What Caused the Rise of Milblogging?
The rise of milblogging has as much to do with the national dialectic as it does the technology that made it possible to be conducted via the Internet. Why have warfighters, veterans, military spouses, and others with military affinity been increasingly compelled to “enter the fray” via blogging as the wars in Iraq and Afghanistan have worn on? Well, because they could, for one thing. But beyond that they blogged because they had to.
They had to because traditional media was getting it wrong more often than not. They had to because partisan bickering had nothing to do with the well-being of those in harm’s way (or mission success). They had to because the American public was by-in-large detached from the small segment of the population that was doing their bidding in hostile lands.
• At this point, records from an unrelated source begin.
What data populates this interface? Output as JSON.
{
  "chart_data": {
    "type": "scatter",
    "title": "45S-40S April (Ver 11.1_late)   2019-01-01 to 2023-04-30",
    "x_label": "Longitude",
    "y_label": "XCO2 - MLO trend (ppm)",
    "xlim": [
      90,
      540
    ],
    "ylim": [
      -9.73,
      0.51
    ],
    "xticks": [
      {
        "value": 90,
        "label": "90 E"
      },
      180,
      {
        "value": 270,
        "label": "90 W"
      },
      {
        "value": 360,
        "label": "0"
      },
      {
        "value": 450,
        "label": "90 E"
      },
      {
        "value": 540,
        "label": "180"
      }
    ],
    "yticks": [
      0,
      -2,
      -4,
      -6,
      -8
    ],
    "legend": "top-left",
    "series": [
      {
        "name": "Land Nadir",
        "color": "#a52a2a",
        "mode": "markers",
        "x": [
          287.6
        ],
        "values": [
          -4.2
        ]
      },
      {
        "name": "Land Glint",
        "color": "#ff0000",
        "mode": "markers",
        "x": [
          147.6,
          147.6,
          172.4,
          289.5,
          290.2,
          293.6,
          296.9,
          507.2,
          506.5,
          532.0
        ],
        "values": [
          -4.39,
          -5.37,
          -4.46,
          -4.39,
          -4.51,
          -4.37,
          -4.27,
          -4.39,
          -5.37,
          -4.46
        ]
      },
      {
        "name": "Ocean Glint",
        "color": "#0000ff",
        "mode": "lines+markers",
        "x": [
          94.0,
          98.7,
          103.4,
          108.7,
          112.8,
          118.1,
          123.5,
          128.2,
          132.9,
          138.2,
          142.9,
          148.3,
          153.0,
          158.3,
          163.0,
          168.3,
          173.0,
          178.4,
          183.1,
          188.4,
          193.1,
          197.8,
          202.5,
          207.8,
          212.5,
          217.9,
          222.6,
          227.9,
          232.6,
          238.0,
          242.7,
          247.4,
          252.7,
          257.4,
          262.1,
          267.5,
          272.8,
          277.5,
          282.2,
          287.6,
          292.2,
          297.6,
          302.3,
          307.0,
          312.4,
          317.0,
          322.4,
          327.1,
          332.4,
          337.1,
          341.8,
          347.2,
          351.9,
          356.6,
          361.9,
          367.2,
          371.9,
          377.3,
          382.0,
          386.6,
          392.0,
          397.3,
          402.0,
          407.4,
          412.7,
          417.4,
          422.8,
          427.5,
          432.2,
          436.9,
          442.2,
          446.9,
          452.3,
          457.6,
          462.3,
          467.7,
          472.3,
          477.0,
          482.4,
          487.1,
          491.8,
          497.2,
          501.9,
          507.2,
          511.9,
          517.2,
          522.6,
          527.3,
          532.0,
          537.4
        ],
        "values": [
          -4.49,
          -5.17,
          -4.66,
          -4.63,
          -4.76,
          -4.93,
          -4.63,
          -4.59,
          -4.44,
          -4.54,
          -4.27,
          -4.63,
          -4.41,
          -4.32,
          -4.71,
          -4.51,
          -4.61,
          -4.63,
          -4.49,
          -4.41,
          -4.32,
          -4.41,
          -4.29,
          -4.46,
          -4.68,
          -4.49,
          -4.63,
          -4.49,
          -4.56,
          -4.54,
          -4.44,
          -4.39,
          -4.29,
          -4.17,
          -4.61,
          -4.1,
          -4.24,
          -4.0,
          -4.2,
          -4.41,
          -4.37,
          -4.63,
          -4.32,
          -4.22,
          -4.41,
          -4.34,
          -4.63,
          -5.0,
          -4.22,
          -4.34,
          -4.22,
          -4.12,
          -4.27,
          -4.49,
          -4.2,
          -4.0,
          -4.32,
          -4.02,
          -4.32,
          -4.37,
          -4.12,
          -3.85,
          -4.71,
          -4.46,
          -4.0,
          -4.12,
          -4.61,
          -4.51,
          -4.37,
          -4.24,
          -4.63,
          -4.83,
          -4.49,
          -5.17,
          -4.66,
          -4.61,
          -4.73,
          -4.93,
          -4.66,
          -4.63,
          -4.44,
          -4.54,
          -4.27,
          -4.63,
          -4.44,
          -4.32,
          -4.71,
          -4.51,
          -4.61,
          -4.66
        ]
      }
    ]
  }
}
And milbloggers were successful. Through their dogged, almost obdurate, presentation of first-person narratives they first got the attention of their own — which was no small feat in itself. Then they got the attention of the American public. Then they got the attention of traditional media, whose members treated milblogging as a curiosity or a lark until bloggers like Micheal Yon, Matt Burden, and Bill Roggio showed them they didn’t have a monopoly on capturing the stories of war. And once they got the attention of traditional media they got the attention of the Department of Defense and the Bush administration.
Milbloggers were the first to suggest the Surge might work, that Dragonskin body armor wasn’t everything the manufacturer claimed it was, and that Scott Beauchamp was a liar. They have influenced the national sentiment for the better because they have possessed the truth as they knew it, which fortunately was the truth, period.